A Few Thoughts On Mortality
When you're a law student, one of the first few topics you're taught in Law of Torts is Negligence. I learned this in my first year as a diploma student: a duty of care owed by the X; X breaches that duty causing harm in B. There are more elements, and it's slightly more technical than this, but those are the basics. In the past few weeks, I've told people, just in casual conversation about how I've never used my degree/legal licence for anything, and that some of the knowledge remains redundant, sometimes floating up to the surface. This week, it was different.

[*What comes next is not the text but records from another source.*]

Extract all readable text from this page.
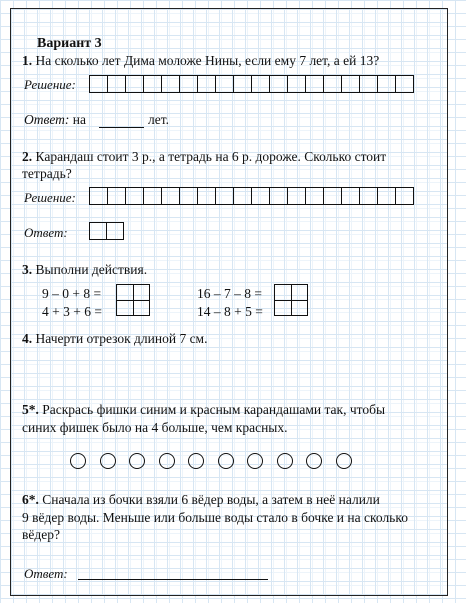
Вариант 3
1. На сколько лет Дима моложе Нины, если ему 7 лет, а ей 13?
Решение:
Ответ: на	лет.
2. Карандаш стоит 3 р., а тетрадь на 6 р. дороже. Сколько стоит
тетрадь?
Решение:
Ответ:
3. Выполни действия.
9 – 0 + 8 =
4 + 3 + 6 =
16 – 7 – 8 =
14 – 8 + 5 =
4. Начерти отрезок длиной 7 см.
5*. Раскрась фишки синим и красным карандашами так, чтобы
синих фишек было на 4 больше, чем красных.
6*. Сначала из бочки взяли 6 вёдер воды, а затем в неё налили
9 вёдер воды. Меньше или больше воды стало в бочке и на сколько
вёдер?
Ответ:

Two people I know died. Two. One and two. One was an aunt. The other was someone I knew from secondary school. An Igbo teacher put up her picture and cause of death on the alumni group, and I gasped no. In the evening, my brother asked for an uncle's number. When he asked, I automatically assumed he (my brother) wanted to congratulate him (my uncle) on the birth of his child. A small feeling told me something was wrong. Small feelings exist. That thing telling you, don't go out, don't do this or do this, they actually exist. It's often attributed it God, or intuition, etc. I don't know what it is, but sometimes, block out the noise and listen. I ignored it. A few minutes later, he sent a text to ask if I'd heard what happened. I didn't know what had happened, I shouted no, no, no, no, as if my nos would reveal or stop whatever it was. Eventually I found out what happened — his wife, my aunt had died. I also found out it was hospital negligence. You walk in with complaints about this and that and they send you home. Now with the person from secondary school, Fatima, I don't know that it was negligence. But she'd fallen ill very briefly and then puff, died. Quite similar with my aunt's. She'd had a baby last month, went back to the hospital complaining about headaches. She was sent home without the hospital requesting for tests etc. Only drugs were given to her. She went into a coma shortly after and then died on Monday.
Again, the little voice: for weeks after my mum told me my aunt had given birth, I put off a call to check in and congratulate her. Consumed in so much work, in self — my own worries, my own needs. I didn’t. Now, I’ll never hear her voice or see her smiling face.
I cried. I bawled. At night, on the way to work, in the middle of meetings. Then I heard of Moradeun's death, mindlessly followed conversations about how a hospital turned her away asking for a police report before a wound could be treated. I stalked her social media pages, went through her sister and boyfriend's social pages. What were they feeling? How would they move on? And seeing the allegations of negligence against the hospital, I knew it would hurt even more. My thoughts about these are rabbit-hole-deep. But you know what's helping me survive? (Other than faith?)
Music. From Timi Dakolo’s Christmas album to Tomiwa's Abba.
These deaths are reminders of my mortality. We’re never better off than the ones that leave. Don’t live life “in a hurry”. Make time to check in on your loved ones and say a prayer for the stranger that passes by you on the street. You never really know.